The retraining myth

Following up on some of the comments to my recent post about Wal-Mart:

Even in the high-tech mecca of Austin, Texas, retraining is not offering a serious alternative to those seeking to escape low-wage, dead-end jobs. Zeynep Tufekci, a University of Texas professor, writes:

If there were ever a job training program to match the description of the president’s “Jobs for the 21st Century” initiative, it would be the one I have been studying in this high-tech metropolis for the past three years. The program is well-run, adequately funded, staffed by enthusiastic people and attended by resolute, hard-working individuals. It is spearheaded by local businesses, the city and institutions of higher education. People who may have never touched a computer learn how to do word and data processing, acquire an e-mail address, and search and apply for jobs online.

And most of them still cannot find decent jobs, if they can find jobs at all.

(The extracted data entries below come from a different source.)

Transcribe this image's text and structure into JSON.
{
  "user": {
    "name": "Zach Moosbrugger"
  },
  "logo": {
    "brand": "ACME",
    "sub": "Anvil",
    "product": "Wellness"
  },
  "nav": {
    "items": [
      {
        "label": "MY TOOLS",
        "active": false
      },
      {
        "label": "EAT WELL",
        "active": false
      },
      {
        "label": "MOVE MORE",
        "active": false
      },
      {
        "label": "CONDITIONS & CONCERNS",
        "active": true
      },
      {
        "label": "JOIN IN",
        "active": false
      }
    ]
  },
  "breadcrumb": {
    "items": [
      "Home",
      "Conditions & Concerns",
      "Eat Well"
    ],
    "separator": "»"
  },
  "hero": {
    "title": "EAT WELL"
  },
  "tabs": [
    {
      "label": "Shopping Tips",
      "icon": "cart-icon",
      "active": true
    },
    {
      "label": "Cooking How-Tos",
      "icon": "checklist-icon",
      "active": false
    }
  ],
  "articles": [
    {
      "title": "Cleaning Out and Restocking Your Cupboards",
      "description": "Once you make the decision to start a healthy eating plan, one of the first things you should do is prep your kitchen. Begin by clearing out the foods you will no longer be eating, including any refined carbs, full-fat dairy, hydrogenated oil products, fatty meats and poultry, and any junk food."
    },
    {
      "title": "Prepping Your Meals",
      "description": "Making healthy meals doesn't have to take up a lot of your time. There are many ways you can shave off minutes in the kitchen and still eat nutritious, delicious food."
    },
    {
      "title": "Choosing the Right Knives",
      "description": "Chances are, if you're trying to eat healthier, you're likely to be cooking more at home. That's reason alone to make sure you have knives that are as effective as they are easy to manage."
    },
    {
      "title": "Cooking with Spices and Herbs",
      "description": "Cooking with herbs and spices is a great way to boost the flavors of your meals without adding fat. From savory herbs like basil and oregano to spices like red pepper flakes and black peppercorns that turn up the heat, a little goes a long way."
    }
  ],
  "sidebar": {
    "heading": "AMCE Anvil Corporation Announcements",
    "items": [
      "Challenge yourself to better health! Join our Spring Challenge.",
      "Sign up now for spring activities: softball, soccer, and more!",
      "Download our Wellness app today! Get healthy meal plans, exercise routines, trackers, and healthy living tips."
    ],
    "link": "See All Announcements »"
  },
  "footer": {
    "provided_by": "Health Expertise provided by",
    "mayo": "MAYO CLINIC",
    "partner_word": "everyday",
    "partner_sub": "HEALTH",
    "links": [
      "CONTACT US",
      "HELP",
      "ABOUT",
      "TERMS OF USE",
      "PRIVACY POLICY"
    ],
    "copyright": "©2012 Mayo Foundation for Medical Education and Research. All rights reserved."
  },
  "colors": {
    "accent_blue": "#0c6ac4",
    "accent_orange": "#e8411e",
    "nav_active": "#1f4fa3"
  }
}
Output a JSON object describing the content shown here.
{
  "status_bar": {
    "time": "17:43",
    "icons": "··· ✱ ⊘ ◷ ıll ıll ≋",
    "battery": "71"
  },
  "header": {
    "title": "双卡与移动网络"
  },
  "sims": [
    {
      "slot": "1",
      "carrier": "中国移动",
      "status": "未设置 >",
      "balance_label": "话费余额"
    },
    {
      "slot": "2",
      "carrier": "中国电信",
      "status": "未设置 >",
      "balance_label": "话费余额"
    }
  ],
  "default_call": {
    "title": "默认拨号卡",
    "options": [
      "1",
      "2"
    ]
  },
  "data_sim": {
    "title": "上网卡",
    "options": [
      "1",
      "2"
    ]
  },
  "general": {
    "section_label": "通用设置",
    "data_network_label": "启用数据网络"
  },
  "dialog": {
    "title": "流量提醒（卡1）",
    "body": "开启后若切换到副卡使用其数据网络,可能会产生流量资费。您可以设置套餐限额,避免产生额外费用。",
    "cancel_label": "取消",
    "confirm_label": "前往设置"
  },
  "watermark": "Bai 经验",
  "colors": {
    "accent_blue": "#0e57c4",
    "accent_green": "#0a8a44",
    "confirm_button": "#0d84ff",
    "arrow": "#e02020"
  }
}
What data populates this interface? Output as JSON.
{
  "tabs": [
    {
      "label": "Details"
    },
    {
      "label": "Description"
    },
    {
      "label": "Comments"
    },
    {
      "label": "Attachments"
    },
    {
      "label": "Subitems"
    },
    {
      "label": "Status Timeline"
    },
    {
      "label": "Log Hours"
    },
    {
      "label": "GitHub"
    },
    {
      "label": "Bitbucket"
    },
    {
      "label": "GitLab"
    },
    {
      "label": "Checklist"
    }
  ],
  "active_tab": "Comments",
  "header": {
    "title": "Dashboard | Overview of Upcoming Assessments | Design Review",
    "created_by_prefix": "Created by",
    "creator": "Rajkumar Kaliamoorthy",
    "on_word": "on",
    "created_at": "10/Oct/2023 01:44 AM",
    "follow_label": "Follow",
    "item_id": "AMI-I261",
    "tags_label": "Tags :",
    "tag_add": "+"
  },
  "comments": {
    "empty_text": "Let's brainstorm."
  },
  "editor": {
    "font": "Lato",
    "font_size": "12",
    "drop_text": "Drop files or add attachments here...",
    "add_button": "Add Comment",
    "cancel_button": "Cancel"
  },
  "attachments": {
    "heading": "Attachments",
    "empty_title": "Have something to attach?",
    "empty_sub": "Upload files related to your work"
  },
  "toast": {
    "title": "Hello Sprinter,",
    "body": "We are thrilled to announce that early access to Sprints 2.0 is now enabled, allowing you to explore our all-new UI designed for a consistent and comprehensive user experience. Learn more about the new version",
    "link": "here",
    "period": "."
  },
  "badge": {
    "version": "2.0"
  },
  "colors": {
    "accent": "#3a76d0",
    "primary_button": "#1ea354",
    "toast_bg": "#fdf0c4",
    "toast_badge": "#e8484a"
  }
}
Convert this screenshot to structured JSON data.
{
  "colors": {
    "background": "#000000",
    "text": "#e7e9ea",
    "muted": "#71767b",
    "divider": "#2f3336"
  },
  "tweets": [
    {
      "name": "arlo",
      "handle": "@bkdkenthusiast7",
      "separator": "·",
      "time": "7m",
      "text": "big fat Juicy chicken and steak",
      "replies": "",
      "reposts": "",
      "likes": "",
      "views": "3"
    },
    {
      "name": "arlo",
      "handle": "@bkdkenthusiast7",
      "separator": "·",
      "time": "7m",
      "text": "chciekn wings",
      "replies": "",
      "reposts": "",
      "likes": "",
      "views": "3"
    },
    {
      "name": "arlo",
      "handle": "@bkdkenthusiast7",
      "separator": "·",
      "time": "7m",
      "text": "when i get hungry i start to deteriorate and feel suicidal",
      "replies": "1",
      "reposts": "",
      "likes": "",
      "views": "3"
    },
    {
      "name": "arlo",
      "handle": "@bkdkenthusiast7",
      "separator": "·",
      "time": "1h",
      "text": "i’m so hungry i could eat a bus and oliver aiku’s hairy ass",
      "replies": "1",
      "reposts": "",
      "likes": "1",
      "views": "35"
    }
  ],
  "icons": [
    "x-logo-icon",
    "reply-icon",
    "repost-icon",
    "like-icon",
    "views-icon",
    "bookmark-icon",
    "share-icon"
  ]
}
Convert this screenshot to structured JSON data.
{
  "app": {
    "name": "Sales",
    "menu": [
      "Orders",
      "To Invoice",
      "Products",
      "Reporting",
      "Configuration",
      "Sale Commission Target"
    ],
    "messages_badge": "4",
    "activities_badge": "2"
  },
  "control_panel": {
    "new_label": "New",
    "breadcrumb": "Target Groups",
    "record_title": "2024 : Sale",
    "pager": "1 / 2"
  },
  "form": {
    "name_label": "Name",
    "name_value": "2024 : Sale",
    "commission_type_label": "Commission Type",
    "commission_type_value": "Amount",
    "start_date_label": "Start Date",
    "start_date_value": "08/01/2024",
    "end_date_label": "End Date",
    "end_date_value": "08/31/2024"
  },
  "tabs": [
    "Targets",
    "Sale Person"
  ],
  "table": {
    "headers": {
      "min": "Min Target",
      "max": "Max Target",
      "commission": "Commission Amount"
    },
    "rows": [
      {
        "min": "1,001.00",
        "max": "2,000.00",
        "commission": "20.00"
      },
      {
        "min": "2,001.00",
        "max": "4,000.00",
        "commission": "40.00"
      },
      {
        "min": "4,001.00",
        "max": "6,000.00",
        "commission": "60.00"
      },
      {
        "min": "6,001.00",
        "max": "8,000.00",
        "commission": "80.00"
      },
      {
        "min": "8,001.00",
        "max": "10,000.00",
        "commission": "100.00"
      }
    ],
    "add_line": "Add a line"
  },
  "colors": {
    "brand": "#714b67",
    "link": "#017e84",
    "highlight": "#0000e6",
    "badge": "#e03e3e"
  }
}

Part of the problem is that the technological advances that boost productivity mean “more can be done with less, which often means fewer jobs, less skilled work and, consequently, less pay.”

What job growth there’s been in the past two years has occurred largely in low-wage industries. And it appears that even if huge numbers of Americans improve their educational levels and skills, it will simply mean more people competing for essentially the same percentage of high-skill jobs in 2010 as we have now; according to the Bureau of Labor Statistics, 30 percent of jobs will require post-secondary education compared to 70 percent requiring on-the-job training.

The problem, then, isn’t that low-wage workers are too lazy to improve their skills. It’s that even when they do, the opportunities for better-paying work may not be there. We need some other ideas.